Vaccination check-up

An update on Mexico's vaccination process amid a third wave of infections.

Mexico has delivered more than 60 million COVID-19 jabs to 42 million people, reported the Ministry of Health on 25 July 2021. Health authorities emphasised that 47% of the population over 18 have already received the first dose.

Despite the advances in the vaccination rollout, the spread of the Delta variant has accelerated the arrival of a third COVID-19 wave of infections in the country. The variant is overwhelming hospitals in Mexico City, where Delta infections account for 80% of new cases in the city and is mostly affecting the young and unvaccinated. The Ministry of Health advised that the Delta strain will become the prevalent variant until the end of the year.

A senior official at Mexico’s Ministry of Health confirmed, “The third wave is occurring with a strong incidence among the youth. The rate of fatalities is lower than previous waves but hospitals in some regions, such as Sinaloa, are reaching capacity. We are reconverting and reopening temporary hospitals to cope. The medial staff are exhausted but they had some respite between the second and third waves.”

“The rate of fatalities is lower than previous waves but hospitals in some regions, such as Sinaloa, are reaching capacity.”

Senior official, Ministry of Health, Mexico

A senior consultant in Mexico City was more concerned, “More worryingly than a third wave, we are seeing a rise towards the highest peak in terms of infections, reaching levels similar to those of the worst stage so far and with a trend that looks set to reach a higher peak. New variants are leading us to new scenarios with uncertain effects and lethality. The shortage of medicines is also a growing problem and no politician is talking about it. Right now, pharmacies are in short supply of atorvastatin, a useful drug for the treatment of comorbidities.”

“The shortage of medicines is also a growing problem and no politician is talking about it. Right now, pharmacies are in short supply of atorvastatin, a useful drug for the treatment of comorbidities.”

Senior consultant, Mexico City

Both the Federal government and the Mexico City executive remain reluctant to impose new mobility restrictions and insist on the deployment of vaccines and appeals to personal responsibility over government mandates. However, the third wave is expected to peak on 15 August and it remains unclear whether the government will need to take new measures if infections continue to rise.

The official affirmed that the plan remains unchanged, “The health strategy remains the same: cut transmission chains, emphasise social distancing, continue prevention measures through good hygiene and motivate vaccination.”
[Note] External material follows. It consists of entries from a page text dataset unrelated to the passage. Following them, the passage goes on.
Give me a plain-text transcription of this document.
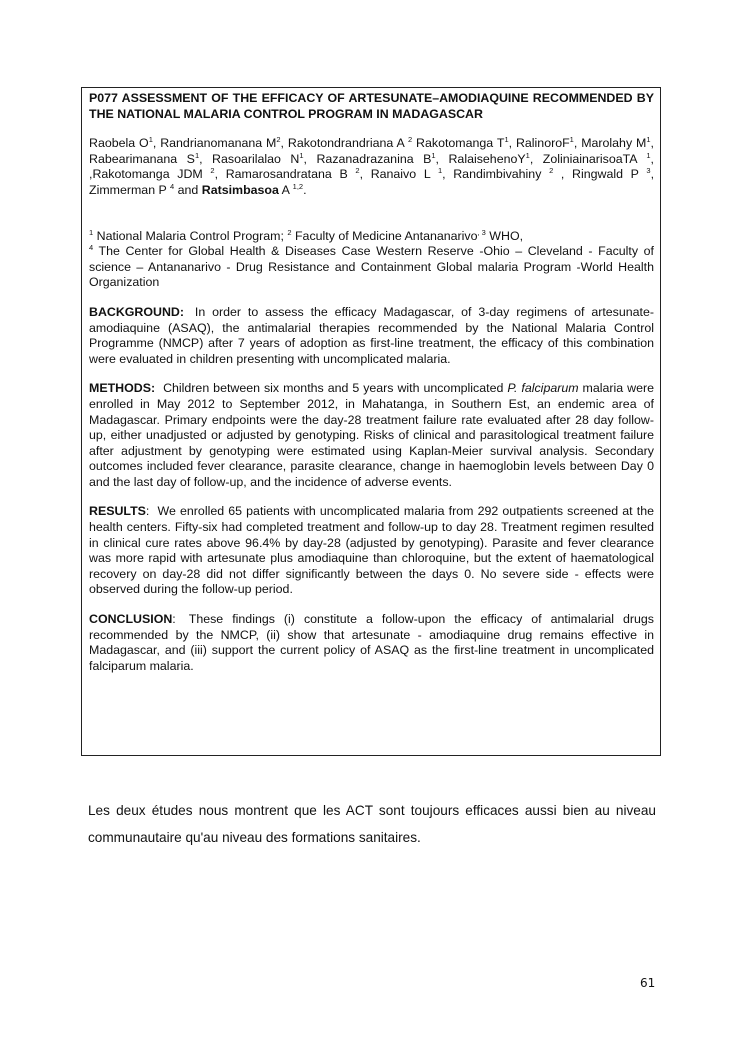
P077 ASSESSMENT OF THE EFFICACY OF ARTESUNATE–AMODIAQUINE RECOMMENDED BY THE NATIONAL MALARIA CONTROL PROGRAM IN MADAGASCAR

Raobela $O^1$, Randrianomanana $M^2$, Rakotondrandriana A $^2$ Rakotomanga $T^1$, RalinoroF$^1$, Marolahy $M^1$, Rabearimanana $S^1$, Rasoarilalao $N^1$, Razanadrazanina $B^1$, RalaisehenoY$^1$, ZoliniainarisoaTA $^1$, ,Rakotomanga JDM $^2$, Ramarosandratana B $^2$, Ranaivo L $^1$, Randimbivahiny $^2$ , Ringwald P $^3$, Zimmerman P $^4$ and Ratsimbasoa A $^{1,2}$.

$^1$ National Malaria Control Program; $^2$ Faculty of Medicine Antananarivo$^{, 3}$ WHO,
$^4$ The Center for Global Health & Diseases Case Western Reserve -Ohio – Cleveland - Faculty of science – Antananarivo - Drug Resistance and Containment Global malaria Program -World Health Organization

BACKGROUND: In order to assess the efficacy Madagascar, of 3-day regimens of artesunate-amodiaquine (ASAQ), the antimalarial therapies recommended by the National Malaria Control Programme (NMCP) after 7 years of adoption as first-line treatment, the efficacy of this combination were evaluated in children presenting with uncomplicated malaria.

METHODS: Children between six months and 5 years with uncomplicated P. falciparum malaria were enrolled in May 2012 to September 2012, in Mahatanga, in Southern Est, an endemic area of Madagascar. Primary endpoints were the day-28 treatment failure rate evaluated after 28 day follow-up, either unadjusted or adjusted by genotyping. Risks of clinical and parasitological treatment failure after adjustment by genotyping were estimated using Kaplan-Meier survival analysis. Secondary outcomes included fever clearance, parasite clearance, change in haemoglobin levels between Day 0 and the last day of follow-up, and the incidence of adverse events.

RESULTS: We enrolled 65 patients with uncomplicated malaria from 292 outpatients screened at the health centers. Fifty-six had completed treatment and follow-up to day 28. Treatment regimen resulted in clinical cure rates above 96.4% by day-28 (adjusted by genotyping). Parasite and fever clearance was more rapid with artesunate plus amodiaquine than chloroquine, but the extent of haematological recovery on day-28 did not differ significantly between the days 0. No severe side - effects were observed during the follow-up period.

CONCLUSION: These findings (i) constitute a follow-upon the efficacy of antimalarial drugs recommended by the NMCP, (ii) show that artesunate - amodiaquine drug remains effective in Madagascar, and (iii) support the current policy of ASAQ as the first-line treatment in uncomplicated falciparum malaria.

Les deux études nous montrent que les ACT sont toujours efficaces aussi bien au niveau communautaire qu'au niveau des formations sanitaires.

61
The consultant remained critical, “Their [the government] primary concern is the economic and social costs of maintaining restrictions. But in an epidemic, the focus should be on containing the disease. We are starting to see a lack of leadership in handling the virus, previous decisions were highly criticised and it seems the response has been to not make any decisions.”

“We are starting to see a lack of leadership in handling the virus, previous decisions were highly criticised and it seems the response has been to not make any decisions.”
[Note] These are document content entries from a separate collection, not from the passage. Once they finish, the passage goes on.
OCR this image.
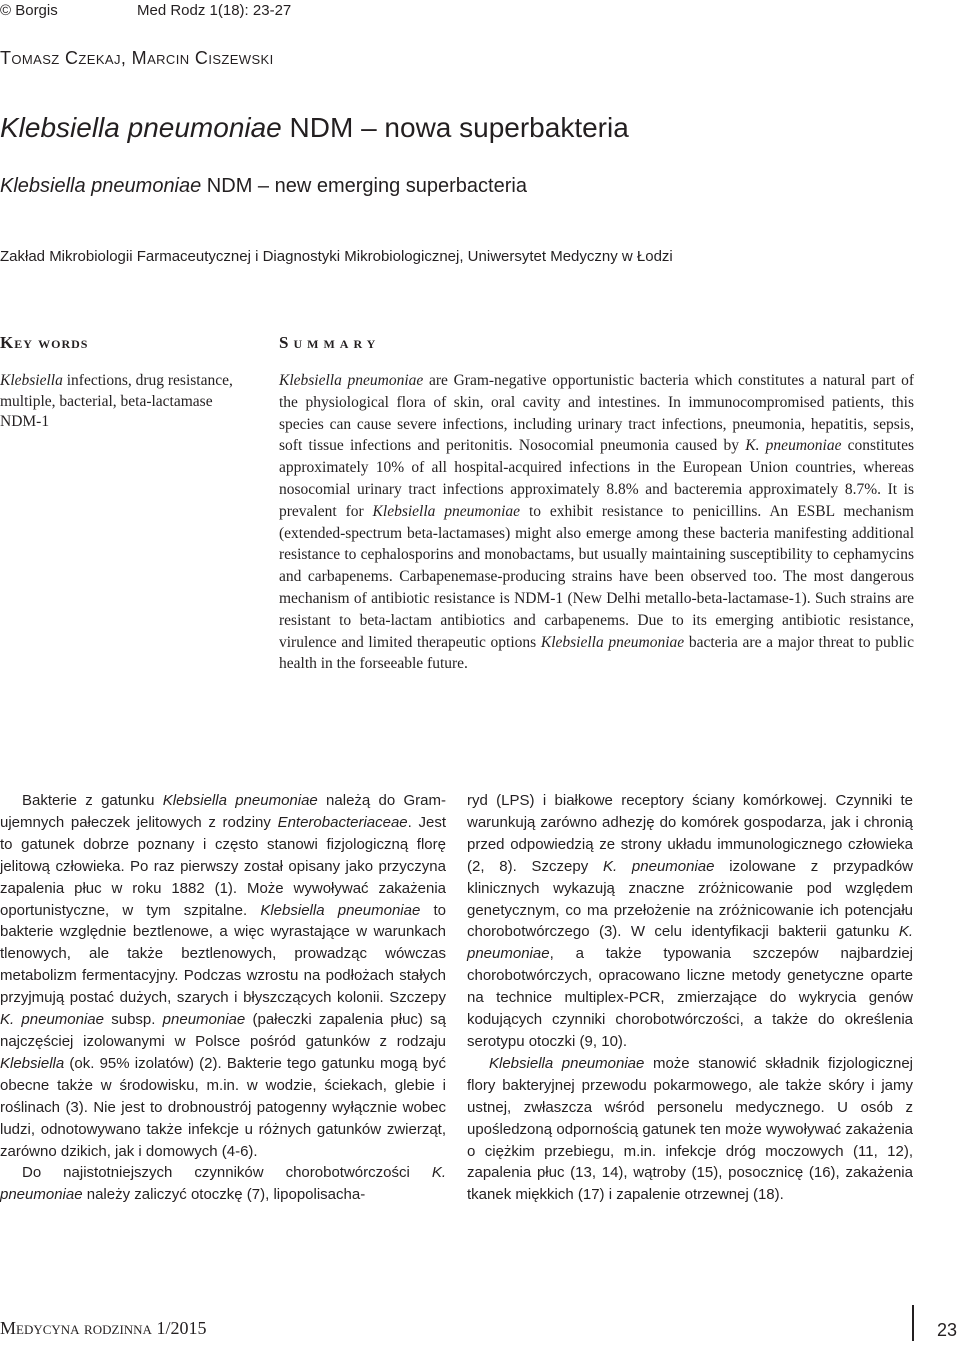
© Borgis	Med Rodz 1(18): 23-27
Tomasz Czekaj, Marcin Ciszewski
Klebsiella pneumoniae NDM – nowa superbakteria
Klebsiella pneumoniae NDM – new emerging superbacteria
Zakład Mikrobiologii Farmaceutycznej i Diagnostyki Mikrobiologicznej, Uniwersytet Medyczny w Łodzi
Key words
Klebsiella infections, drug resistance, multiple, bacterial, beta-lactamase NDM-1
Summary
Klebsiella pneumoniae are Gram-negative opportunistic bacteria which constitutes a natural part of the physiological flora of skin, oral cavity and intestines. In immunocompromised patients, this species can cause severe infections, including urinary tract infections, pneumonia, hepatitis, sepsis, soft tissue infections and peritonitis. Nosocomial pneumonia caused by K. pneumoniae constitutes approximately 10% of all hospital-acquired infections in the European Union countries, whereas nosocomial urinary tract infections approximately 8.8% and bacteremia approximately 8.7%. It is prevalent for Klebsiella pneumoniae to exhibit resistance to penicillins. An ESBL mechanism (extended-spectrum beta-lactamases) might also emerge among these bacteria manifesting additional resistance to cephalosporins and monobactams, but usually maintaining susceptibility to cephamycins and carbapenems. Carbapenemase-producing strains have been observed too. The most dangerous mechanism of antibiotic resistance is NDM-1 (New Delhi metallo-beta-lactamase-1). Such strains are resistant to beta-lactam antibiotics and carbapenems. Due to its emerging antibiotic resistance, virulence and limited therapeutic options Klebsiella pneumoniae bacteria are a major threat to public health in the forseeable future.

Bakterie z gatunku Klebsiella pneumoniae należą do Gram-ujemnych pałeczek jelitowych z rodziny Enterobacteriaceae. Jest to gatunek dobrze poznany i często stanowi fizjologiczną florę jelitową człowieka. Po raz pierwszy został opisany jako przyczyna zapalenia płuc w roku 1882 (1). Może wywoływać zakażenia oportunistyczne, w tym szpitalne. Klebsiella pneumoniae to bakterie względnie beztlenowe, a więc wyrastające w warunkach tlenowych, ale także beztlenowych, prowadząc wówczas metabolizm fermentacyjny. Podczas wzrostu na podłożach stałych przyjmują postać dużych, szarych i błyszczących kolonii. Szczepy K. pneumoniae subsp. pneumoniae (pałeczki zapalenia płuc) są najczęściej izolowanymi w Polsce pośród gatunków z rodzaju Klebsiella (ok. 95% izolatów) (2). Bakterie tego gatunku mogą być obecne także w środowisku, m.in. w wodzie, ściekach, glebie i roślinach (3). Nie jest to drobnoustrój patogenny wyłącznie wobec ludzi, odnotowywano także infekcje u różnych gatunków zwierząt, zarówno dzikich, jak i domowych (4-6).

Do najistotniejszych czynników chorobotwórczości K. pneumoniae należy zaliczyć otoczkę (7), lipopolisacha-

ryd (LPS) i białkowe receptory ściany komórkowej. Czynniki te warunkują zarówno adhezję do komórek gospodarza, jak i chronią przed odpowiedzią ze strony układu immunologicznego człowieka (2, 8). Szczepy K. pneumoniae izolowane z przypadków klinicznych wykazują znaczne zróżnicowanie pod względem genetycznym, co ma przełożenie na zróżnicowanie ich potencjału chorobotwórczego (3). W celu identyfikacji bakterii gatunku K. pneumoniae, a także typowania szczepów najbardziej chorobotwórczych, opracowano liczne metody genetyczne oparte na technice multiplex-PCR, zmierzające do wykrycia genów kodujących czynniki chorobotwórczości, a także do określenia serotypu otoczki (9, 10).

Klebsiella pneumoniae może stanowić składnik fizjologicznej flory bakteryjnej przewodu pokarmowego, ale także skóry i jamy ustnej, zwłaszcza wśród personelu medycznego. U osób z upośledzoną odpornością gatunek ten może wywoływać zakażenia o ciężkim przebiegu, m.in. infekcje dróg moczowych (11, 12), zapalenia płuc (13, 14), wątroby (15), posocznicę (16), zakażenia tkanek miękkich (17) i zapalenie otrzewnej (18).

Medycyna rodzinna 1/2015	23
Senior consultant, Mexico City

As Mexico City has started vaccinating the age group between 18 and 29, The Ministry of Health remains confident that the vaccine rollout will limit the spread of the Delta variant among the younger population. On the first day of vaccination of this age group, Mexico City inoculated 100% of the expected vaccines, surpassing the expectations of the most optimistic among public officials.

This is not the case in every region though, as the official explained, “One of the reasons for the upturn in infections is that there is resistance in certain regions and age levels, especially in states further from the centre of the country and in the 25 to 45 age group.”